Feature

Why are so many men trolling beauty sites?

Note to mansplainers: Women should be able to write about politics and shoes

Guardian beauty writer Sali Hughes recently addressed a type of harassment she gets from certain male readers, the sort who show up to tell her they like "'the natural look.'" Hughes got at the essential: "The personal preferences of men I don't know, who lack even basic manners in their dealings with others, are of absolutely no consequence to me and my face." She rightly attributes "the aggression directed at women who love beauty" — as in, beauty products or articles — to "misogyny," pointing out that men who love wine or rugby are not similarly condemned.

Thanks to the magic of internet-commenting, discussions about luminizers, or the merits of the Peter Pan collar, are now open to all. Rather than occupying whatever the online equivalent is of the proverbial boyfriends' chair at the mall, men gravitate to these conversations.
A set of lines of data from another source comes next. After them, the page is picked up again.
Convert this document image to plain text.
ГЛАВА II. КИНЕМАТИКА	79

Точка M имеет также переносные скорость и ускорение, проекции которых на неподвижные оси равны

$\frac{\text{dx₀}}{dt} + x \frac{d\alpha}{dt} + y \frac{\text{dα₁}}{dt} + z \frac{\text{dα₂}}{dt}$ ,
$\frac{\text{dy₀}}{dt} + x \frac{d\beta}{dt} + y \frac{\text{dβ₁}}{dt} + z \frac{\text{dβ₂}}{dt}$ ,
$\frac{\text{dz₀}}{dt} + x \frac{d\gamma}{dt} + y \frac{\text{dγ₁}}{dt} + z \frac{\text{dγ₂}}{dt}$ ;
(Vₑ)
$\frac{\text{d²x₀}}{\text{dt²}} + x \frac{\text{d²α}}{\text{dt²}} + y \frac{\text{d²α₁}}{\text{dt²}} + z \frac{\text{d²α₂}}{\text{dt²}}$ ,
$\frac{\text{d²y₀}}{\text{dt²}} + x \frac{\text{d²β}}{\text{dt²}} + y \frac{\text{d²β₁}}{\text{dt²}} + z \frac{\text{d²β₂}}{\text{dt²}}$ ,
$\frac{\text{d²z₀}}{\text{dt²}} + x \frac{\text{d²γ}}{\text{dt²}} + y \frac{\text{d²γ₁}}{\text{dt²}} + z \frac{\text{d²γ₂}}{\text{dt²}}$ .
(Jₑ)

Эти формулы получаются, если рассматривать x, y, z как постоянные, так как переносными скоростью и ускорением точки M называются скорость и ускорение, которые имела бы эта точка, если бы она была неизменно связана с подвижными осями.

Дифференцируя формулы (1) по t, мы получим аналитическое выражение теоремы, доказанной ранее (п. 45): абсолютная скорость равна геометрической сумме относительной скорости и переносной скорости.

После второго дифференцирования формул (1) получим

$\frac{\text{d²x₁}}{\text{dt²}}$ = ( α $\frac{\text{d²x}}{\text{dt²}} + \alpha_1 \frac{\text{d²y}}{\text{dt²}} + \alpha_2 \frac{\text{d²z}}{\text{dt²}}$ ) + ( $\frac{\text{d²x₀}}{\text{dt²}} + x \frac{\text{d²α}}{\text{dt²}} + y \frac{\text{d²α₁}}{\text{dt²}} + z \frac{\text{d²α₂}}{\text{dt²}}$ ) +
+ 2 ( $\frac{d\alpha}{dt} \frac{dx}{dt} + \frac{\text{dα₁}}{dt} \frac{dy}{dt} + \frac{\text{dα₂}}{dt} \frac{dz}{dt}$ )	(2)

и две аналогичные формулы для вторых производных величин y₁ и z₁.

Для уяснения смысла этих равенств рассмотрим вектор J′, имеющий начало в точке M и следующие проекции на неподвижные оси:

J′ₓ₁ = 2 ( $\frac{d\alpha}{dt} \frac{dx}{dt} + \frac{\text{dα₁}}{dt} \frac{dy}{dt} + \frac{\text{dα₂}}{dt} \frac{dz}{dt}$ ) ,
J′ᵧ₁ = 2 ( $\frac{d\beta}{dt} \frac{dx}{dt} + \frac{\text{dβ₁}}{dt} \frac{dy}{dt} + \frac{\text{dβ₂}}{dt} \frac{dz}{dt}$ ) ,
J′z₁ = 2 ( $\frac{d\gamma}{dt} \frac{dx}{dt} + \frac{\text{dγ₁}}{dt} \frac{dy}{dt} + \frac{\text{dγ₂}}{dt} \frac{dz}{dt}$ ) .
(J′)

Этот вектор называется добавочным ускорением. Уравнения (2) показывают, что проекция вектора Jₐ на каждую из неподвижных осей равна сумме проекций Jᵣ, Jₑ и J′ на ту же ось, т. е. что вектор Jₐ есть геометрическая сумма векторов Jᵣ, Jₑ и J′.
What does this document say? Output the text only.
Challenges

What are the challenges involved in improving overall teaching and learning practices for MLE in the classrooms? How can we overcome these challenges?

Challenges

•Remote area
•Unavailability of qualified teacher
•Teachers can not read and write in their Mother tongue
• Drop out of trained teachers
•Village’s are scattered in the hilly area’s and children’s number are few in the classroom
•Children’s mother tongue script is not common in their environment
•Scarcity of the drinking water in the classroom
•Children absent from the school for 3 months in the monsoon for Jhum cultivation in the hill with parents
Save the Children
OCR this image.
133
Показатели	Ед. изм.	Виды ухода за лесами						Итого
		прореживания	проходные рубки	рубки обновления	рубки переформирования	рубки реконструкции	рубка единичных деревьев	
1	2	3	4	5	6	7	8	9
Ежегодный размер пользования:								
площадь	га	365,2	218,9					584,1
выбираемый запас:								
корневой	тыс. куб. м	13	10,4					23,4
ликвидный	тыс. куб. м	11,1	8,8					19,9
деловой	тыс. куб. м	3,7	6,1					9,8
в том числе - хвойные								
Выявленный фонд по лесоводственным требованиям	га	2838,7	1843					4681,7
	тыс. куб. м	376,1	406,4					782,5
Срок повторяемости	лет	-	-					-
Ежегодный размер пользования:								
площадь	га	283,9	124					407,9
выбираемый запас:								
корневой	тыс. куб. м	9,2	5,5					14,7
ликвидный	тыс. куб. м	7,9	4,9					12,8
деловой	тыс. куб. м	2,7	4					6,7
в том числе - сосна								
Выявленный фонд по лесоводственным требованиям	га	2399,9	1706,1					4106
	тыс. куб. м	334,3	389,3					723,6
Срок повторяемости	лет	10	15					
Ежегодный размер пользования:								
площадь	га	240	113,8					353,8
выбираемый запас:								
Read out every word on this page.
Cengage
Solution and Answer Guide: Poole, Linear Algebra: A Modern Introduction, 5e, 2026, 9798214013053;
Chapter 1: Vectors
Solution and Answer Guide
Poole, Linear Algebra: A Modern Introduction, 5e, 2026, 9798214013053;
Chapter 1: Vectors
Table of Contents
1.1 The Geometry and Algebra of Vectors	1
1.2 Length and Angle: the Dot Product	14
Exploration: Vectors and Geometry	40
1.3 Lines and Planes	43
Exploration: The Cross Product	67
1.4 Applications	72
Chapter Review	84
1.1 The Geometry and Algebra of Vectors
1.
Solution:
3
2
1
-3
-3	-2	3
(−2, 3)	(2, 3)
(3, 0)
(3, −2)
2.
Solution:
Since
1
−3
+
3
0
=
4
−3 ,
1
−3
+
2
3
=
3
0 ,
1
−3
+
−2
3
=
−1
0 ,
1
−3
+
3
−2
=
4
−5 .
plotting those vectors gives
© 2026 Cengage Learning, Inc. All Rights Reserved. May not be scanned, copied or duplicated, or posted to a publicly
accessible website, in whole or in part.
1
These are not men looking to find out how to apply eyeliner, after however many years living with a repressed desire to do so. No, they're just garden-variety straight guys (or women — or mountain goats — presenting themselves as such online) who think fashion's silly, and are, as they say, just saying.

These men are far from the greatest menace online. No one, even in countries without the First Amendment, is likely to question men's right to join these public forums. Their comments are not overt harassment or threats of the kind Amanda Hess recently launched a conversation about. They're instead a more everyday mansplaining pattern of men coming to posts on women-oriented lifestyle subjects solely to point out that the topic itself is frivolous and, if applicable, not worthy of a serious publication. The conversation's clearly geared to women, but these men arrive to reframe it as one about their preferences.

This behavior is easiest to criticize when it involves men telling women to primp more. Yet typically, as Hughes suggests, the men who comment will have us know that they prefer natural beauty. No matter how many times women point out that this is nonsense; that men only notice women's makeup when it's garishly applied; or that men's desire to see "natural" beauty is about wanting unadorned supermodels, not ordinary women who've thrown away their tweezers, some men keep chiming in with the same tired argument: Men don't like makeup or runway-inspired fashion, so women are foolish for caring about it.

The obvious objection — that it's presumptuous to assume women dress for men — doesn't quite cover it. Many women do wear makeup and choose outfits in part to look more attractive to certain men. But rare is the woman who seeks to attract absolutely all men, or even as many men as possible. As Laurie Penny notes regarding her own short hair, a woman's beauty choices can effectively sort through the men a woman attracts, eliminating those a she wouldn't be interested in to begin with.

While Hughes was spot-on, I might have pushed the argument further still. These men's comments derail more useful critiques of the fashion and beauty industries. Fashion — not unlike sports — has its ethical limits. But the problem with $300 wrinkle creams or emaciated models is not that these do nothing for the male gaze.

But most importantly, every time female-oriented guilty pleasures are condemned, women are subtly excluded from the public sphere. Female journalists and bloggers who mix gendered-female fluffy content with more substantive coverage (sometimes of female-oriented topics, sometimes not) end up in effect placing themselves in a pink corner of the internet, limiting their careers and the reach of their ideas. Women’s writing ends up underrepresented in prominent publications due in part to editors viewing a man who writes about politics and sports as serious, but not a woman whose topics are politics and shoes. This sort of unconscious bias will only keep perpetuating itself until we become aware of it.